Alexander, co-founder of Color Farm Media, directed “The Big Payback” with filmmaker Whitney Dow. The two have partnered with historically Black colleges and universities (HBCUs) across North Carolina to hold a series of national reparation debates, inspired by the historic 1965 James Baldwin-William Buckley debate.
“The debates, which will expand to other universities across the country, unite the most brilliant student thinkers in a face-off at America’s universities and colleges debating one of the greatest questions of the 21st century,” said Alexander.
The North Carolina A&T Debate Team will lead the discussion Tuesday, March 21. Attendees will also view portions of the documentary during the event.
“The students are well prepared and look forward to debating this national issue,” said Daphne Cooper, Ph.D., political science professor who is co-advisor to the debate team and interim chair of A&T’s Department of History and Political Science.
The Rev.
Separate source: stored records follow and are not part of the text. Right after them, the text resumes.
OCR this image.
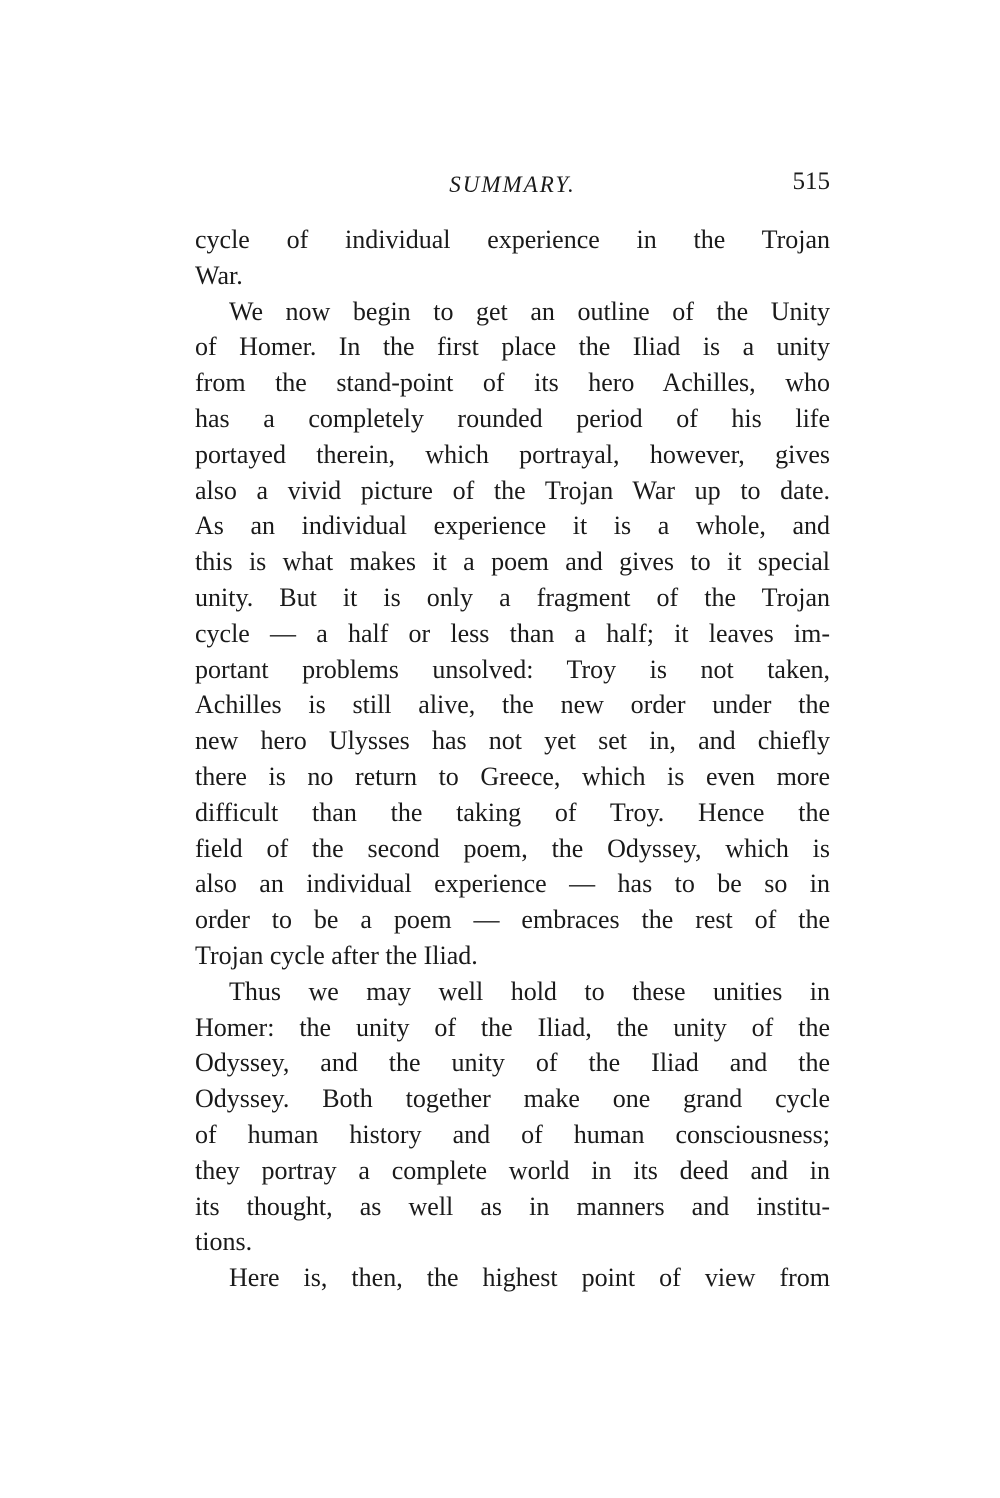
SUMMARY.	515
cycle of individual experience in the Trojan
War.
We now begin to get an outline of the Unity
of Homer. In the first place the Iliad is a unity
from the stand-point of its hero Achilles, who
has a completely rounded period of his life
portayed therein, which portrayal, however, gives
also a vivid picture of the Trojan War up to date.
As an individual experience it is a whole, and
this is what makes it a poem and gives to it special
unity. But it is only a fragment of the Trojan
cycle — a half or less than a half; it leaves im-
portant problems unsolved: Troy is not taken,
Achilles is still alive, the new order under the
new hero Ulysses has not yet set in, and chiefly
there is no return to Greece, which is even more
difficult than the taking of Troy. Hence the
field of the second poem, the Odyssey, which is
also an individual experience — has to be so in
order to be a poem — embraces the rest of the
Trojan cycle after the Iliad.
Thus we may well hold to these unities in
Homer: the unity of the Iliad, the unity of the
Odyssey, and the unity of the Iliad and the
Odyssey. Both together make one grand cycle
of human history and of human consciousness;
they portray a complete world in its deed and in
its thought, as well as in manners and institu-
tions.
Here is, then, the highest point of view from
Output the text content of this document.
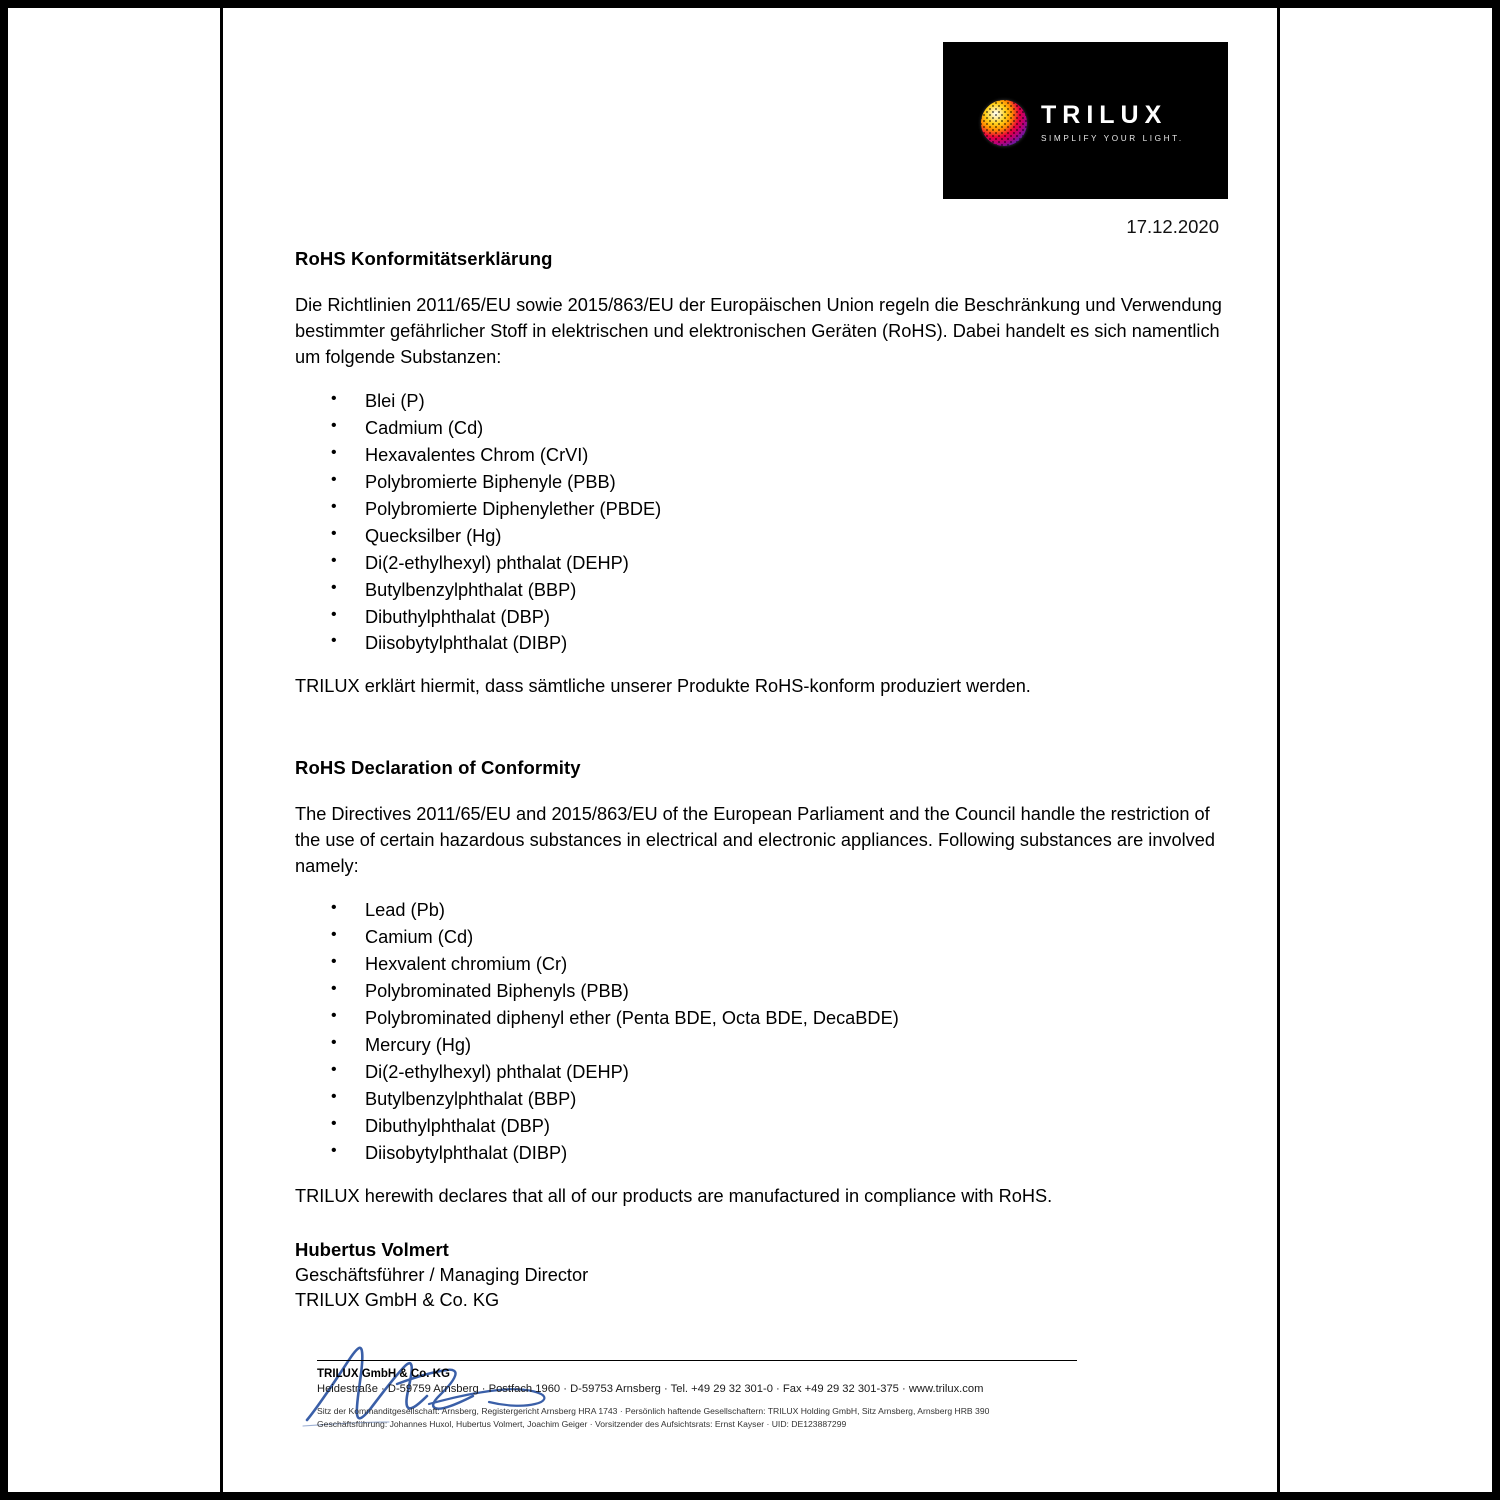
TRILUX
SIMPLIFY YOUR LIGHT.
17.12.2020
RoHS Konformitätserklärung

Die Richtlinien 2011/65/EU sowie 2015/863/EU der Europäischen Union regeln die Beschränkung und Verwendung bestimmter gefährlicher Stoff in elektrischen und elektronischen Geräten (RoHS). Dabei handelt es sich namentlich um folgende Substanzen:

• Blei (P)
• Cadmium (Cd)
• Hexavalentes Chrom (CrVI)
• Polybromierte Biphenyle (PBB)
• Polybromierte Diphenylether (PBDE)
• Quecksilber (Hg)
• Di(2-ethylhexyl) phthalat (DEHP)
• Butylbenzylphthalat (BBP)
• Dibuthylphthalat (DBP)
• Diisobytylphthalat (DIBP)

TRILUX erklärt hiermit, dass sämtliche unserer Produkte RoHS-konform produziert werden.

RoHS Declaration of Conformity

The Directives 2011/65/EU and 2015/863/EU of the European Parliament and the Council handle the restriction of the use of certain hazardous substances in electrical and electronic appliances. Following substances are involved namely:

• Lead (Pb)
• Camium (Cd)
• Hexvalent chromium (Cr)
• Polybrominated Biphenyls (PBB)
• Polybrominated diphenyl ether (Penta BDE, Octa BDE, DecaBDE)
• Mercury (Hg)
• Di(2-ethylhexyl) phthalat (DEHP)
• Butylbenzylphthalat (BBP)
• Dibuthylphthalat (DBP)
• Diisobytylphthalat (DIBP)

TRILUX herewith declares that all of our products are manufactured in compliance with RoHS.

Hubertus Volmert

Geschäftsführer / Managing Director

TRILUX GmbH & Co. KG

TRILUX GmbH & Co. KG

Heidestraße · D-59759 Arnsberg · Postfach 1960 · D-59753 Arnsberg · Tel. +49 29 32 301-0 · Fax +49 29 32 301-375 · www.trilux.com

Sitz der Kommanditgesellschaft: Arnsberg, Registergericht Arnsberg HRA 1743 · Persönlich haftende Gesellschaftern: TRILUX Holding GmbH, Sitz Arnsberg, Arnsberg HRB 390

Geschäftsführung: Johannes Huxol, Hubertus Volmert, Joachim Geiger · Vorsitzender des Aufsichtsrats: Ernst Kayser · UID: DE123887299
William J. Barber II, founding director of the Center for Public Theology and Public Policy at Yale Divinity School, and MSNBC political analyst and host Joy Reid serve as coaches for debate team students in preparation for the event.
“The Big Payback” documentary is based on the summer of 2019, when rookie Illinois Alderwoman Robin Rue Simmons ushered in the first legislation of its kind in the United States, Resolution 126-R-19, which devoted funds to local reparations for Black residents in Evanston, Illinois. “The Big Payback” follows Simmons as she leads the community in the uphill battle to obtain reparations — payments meant to correct for the historic systematic bias inflicted upon descendants of African American slaves.
The film features interviews with political figures including Simmons and scholars on the subject, like Ta-Nehisi Coates, and community members who support reparations and others who remain skeptical.
“As a Black woman and a white man, Whitney and I come from polar opposite backgrounds, but our American struggles are inextricably linked,” said Alexander. “So, we’ve partnered on this rocky journey and used our skills as storytellers to help create a compelling conversation and shine the light on the visionaries toiling in it. We’re honored to do our part to energize and document this powerful movement.”
Color Farm Media has also partnered with Ben & Jerry’s, which will disseminate social impact materials and serve a unique flavor of ice cream in honor of “The Big Payback,” following the A&T event.
The college will host a virtual watch party Monday, March 20, for students to view the full documentary prior to the debate event.
In addition, “The Big Payback,” which made its broadcast premiere on PBS in January, is currently streaming for free on the PBS app and online at https://ncatcahssspeakers.com/.
The debate and discussion event is one of two offered in March at A&T that will discuss equity in higher education at HBCUs. The other event will take place March 15, featuring award-winning journalist Adam Harris, A&T’s Writer-in-Residence and author of the year’s Text-in-Community book selection, “The State Must Provide,” as well as a panel discussion. Tickets are available on a first come, first served basis at the University Ticket Office (Brown Hall).